Batman (played by Val Kilmer) is currently in the hunt for Two-Face (Tommy Lee Jones) who is currently terrorizing Gotham City. Dr. Chase Meridian (Nicole Kidman) has recently come to town to study the Caped Crusader, and her beautiful charms have become a distraction for the crime fighter. Meanwhile, Dr. Edward Nygma (Jim Carrey) has been fired from Wayne Industries and becomes the puzzling villain The Riddler. Two-Face’s attack on a circus leaves performer Dick Grayson (Chris O’Donnell) an orphan and wealthy industrialist Bruce Wayne (Kilmer) adopts the teenager. As The Riddler and Two-Face team up become a psychotic duo bent on stealing the mind waves of Gotham City, Batman must work to break up the twosome to stop them from their dastardly work. But the Dark Knight will not work alone this time.

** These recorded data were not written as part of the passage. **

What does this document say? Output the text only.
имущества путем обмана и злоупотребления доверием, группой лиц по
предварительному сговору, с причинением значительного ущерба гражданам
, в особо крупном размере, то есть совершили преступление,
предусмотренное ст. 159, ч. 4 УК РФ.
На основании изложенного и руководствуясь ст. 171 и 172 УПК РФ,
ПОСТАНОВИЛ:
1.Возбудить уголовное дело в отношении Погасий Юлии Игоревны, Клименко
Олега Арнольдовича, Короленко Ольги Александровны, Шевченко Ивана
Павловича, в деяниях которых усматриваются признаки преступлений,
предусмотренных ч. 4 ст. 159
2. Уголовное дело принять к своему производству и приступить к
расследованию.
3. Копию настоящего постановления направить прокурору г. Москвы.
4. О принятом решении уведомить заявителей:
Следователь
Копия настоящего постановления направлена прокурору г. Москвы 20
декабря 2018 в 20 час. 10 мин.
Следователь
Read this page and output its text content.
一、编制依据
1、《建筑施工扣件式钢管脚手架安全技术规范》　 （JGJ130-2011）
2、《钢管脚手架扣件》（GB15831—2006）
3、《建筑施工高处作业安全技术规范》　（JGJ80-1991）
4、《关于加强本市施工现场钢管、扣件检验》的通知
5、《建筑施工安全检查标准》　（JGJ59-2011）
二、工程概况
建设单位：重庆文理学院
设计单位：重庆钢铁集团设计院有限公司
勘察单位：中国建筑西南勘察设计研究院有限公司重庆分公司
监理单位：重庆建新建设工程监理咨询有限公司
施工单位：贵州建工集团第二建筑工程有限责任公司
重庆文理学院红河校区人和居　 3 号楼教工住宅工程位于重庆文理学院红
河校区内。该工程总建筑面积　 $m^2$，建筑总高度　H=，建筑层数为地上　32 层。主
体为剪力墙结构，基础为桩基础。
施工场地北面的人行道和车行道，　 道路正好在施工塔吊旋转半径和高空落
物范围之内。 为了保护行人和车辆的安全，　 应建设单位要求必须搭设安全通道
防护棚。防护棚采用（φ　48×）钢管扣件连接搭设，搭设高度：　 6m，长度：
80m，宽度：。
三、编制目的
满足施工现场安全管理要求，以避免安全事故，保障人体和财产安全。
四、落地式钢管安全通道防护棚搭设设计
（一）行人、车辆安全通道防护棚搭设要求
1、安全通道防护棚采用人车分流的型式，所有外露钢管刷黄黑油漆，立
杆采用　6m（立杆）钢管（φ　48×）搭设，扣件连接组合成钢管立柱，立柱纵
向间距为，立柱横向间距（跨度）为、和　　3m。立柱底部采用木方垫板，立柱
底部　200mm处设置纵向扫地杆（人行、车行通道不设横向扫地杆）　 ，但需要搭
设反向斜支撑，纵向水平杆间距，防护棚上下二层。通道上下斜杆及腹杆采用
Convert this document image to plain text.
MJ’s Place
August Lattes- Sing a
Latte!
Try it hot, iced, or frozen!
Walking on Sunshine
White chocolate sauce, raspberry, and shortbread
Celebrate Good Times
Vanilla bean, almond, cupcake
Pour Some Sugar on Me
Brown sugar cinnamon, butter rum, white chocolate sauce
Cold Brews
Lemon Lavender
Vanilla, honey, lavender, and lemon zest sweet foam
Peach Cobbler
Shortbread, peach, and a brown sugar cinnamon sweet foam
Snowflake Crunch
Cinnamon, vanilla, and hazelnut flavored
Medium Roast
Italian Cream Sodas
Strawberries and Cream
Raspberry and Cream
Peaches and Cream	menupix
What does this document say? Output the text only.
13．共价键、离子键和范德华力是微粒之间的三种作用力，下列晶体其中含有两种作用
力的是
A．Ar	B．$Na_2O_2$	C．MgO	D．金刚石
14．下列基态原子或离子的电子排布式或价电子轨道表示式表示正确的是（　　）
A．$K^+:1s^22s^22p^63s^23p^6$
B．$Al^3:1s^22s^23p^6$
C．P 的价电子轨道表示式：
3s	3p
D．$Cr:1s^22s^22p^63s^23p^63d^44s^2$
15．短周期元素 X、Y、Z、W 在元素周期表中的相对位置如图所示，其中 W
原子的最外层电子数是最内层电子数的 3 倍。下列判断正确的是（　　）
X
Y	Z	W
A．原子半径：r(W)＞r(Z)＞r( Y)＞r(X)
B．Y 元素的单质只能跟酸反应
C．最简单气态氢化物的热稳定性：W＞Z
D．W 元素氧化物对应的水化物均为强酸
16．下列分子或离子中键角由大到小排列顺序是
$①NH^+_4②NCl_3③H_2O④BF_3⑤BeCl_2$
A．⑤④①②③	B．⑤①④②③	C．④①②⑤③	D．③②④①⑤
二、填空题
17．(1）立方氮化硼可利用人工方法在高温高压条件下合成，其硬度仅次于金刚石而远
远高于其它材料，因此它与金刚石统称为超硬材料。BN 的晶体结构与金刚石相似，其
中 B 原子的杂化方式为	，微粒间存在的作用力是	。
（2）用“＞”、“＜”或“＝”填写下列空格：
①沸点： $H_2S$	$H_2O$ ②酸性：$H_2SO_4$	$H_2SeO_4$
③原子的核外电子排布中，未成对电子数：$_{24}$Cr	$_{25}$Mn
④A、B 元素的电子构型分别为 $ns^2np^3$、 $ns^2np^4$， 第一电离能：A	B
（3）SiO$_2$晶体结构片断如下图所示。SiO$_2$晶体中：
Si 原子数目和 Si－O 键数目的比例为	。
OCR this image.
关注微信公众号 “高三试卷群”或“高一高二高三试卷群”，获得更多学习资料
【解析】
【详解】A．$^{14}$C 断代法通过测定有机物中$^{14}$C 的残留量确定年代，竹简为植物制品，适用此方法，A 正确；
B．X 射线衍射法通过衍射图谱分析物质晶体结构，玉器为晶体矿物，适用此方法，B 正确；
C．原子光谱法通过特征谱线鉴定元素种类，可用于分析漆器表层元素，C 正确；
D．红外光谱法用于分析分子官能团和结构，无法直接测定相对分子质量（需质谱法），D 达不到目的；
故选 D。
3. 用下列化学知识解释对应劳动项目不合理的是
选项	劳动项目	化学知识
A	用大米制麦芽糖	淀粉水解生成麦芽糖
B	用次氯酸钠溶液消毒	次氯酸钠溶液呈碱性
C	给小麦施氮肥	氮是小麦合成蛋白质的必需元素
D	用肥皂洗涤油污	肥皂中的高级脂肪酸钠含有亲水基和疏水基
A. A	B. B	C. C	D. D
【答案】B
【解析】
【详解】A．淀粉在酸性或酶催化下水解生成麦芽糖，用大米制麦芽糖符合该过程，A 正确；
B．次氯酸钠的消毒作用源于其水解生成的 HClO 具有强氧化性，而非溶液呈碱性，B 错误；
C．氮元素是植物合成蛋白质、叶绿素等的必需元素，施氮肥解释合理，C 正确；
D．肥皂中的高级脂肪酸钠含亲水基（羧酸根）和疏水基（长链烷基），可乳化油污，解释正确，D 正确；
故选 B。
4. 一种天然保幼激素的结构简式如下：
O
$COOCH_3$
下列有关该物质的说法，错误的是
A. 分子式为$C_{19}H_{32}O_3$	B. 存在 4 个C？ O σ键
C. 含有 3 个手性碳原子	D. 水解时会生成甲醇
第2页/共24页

The first aspect that many superhero fans will notice about Batman Forever is that Gotham City is a brighter, more neon city than the Tim Burton or Christopher Nolan films. In addition, Batman Forever is very much action-packed and there are numerous quality fights and explosions throughout the production; this makes the film a little more immature feel than the more dramatic The Dark Knight but that is more acceptable since director Joel Schumacher (St. Elmo’s Fire, Flatliners, The Client) was not attempting to make the superhero version of The Godfather. Two-Face’s thugs are especially entertaining and create genuinely entertaining fight scenes with Batman including one guy swinging some type of razor claws. It is also enjoyable to watch all the over the top humor displayed throughout the action in Batman Forever: the scene where Two-Face and The Riddler play Battleship to blow Robin out of the water is hysterical; another scene where Two-Face is standing right next to wall that a wrecking ball takes down is insane; and the scene where Batman returns a bank vault stolen by Two-Face to his rightful place by only using a Batarang and a rope is hysterical in its absurdity. In terms of acting the villains take the cake here, as Carrey is utterly fantastic in his over the top rendition of the Riddler and Jones is fantastic as the multiple personality Two-Face. In addition, keep an eye out for Drew Barrymore as the lighter side of Two-Face’s femme fatales.

Schumacher followed this film up with the amazingly stupid Batman and Robin which is arguably the worst of any Caped Crusader adaptation ever made, and I would agree that most of the comical Batman films are not that great of a viewing. However, Batman Forever is an interesting mix of the somber and not so serious history of the Caped Crusader and his sidekick and does have its place in the collection of superhero fans that have a sense of humor. Batman Forever is not to be taken seriously by die-hard comic book fans, but then again that is not its intention. Pour a cold beverage of choice and enjoy Batman Forever for what it is: a lot of fun.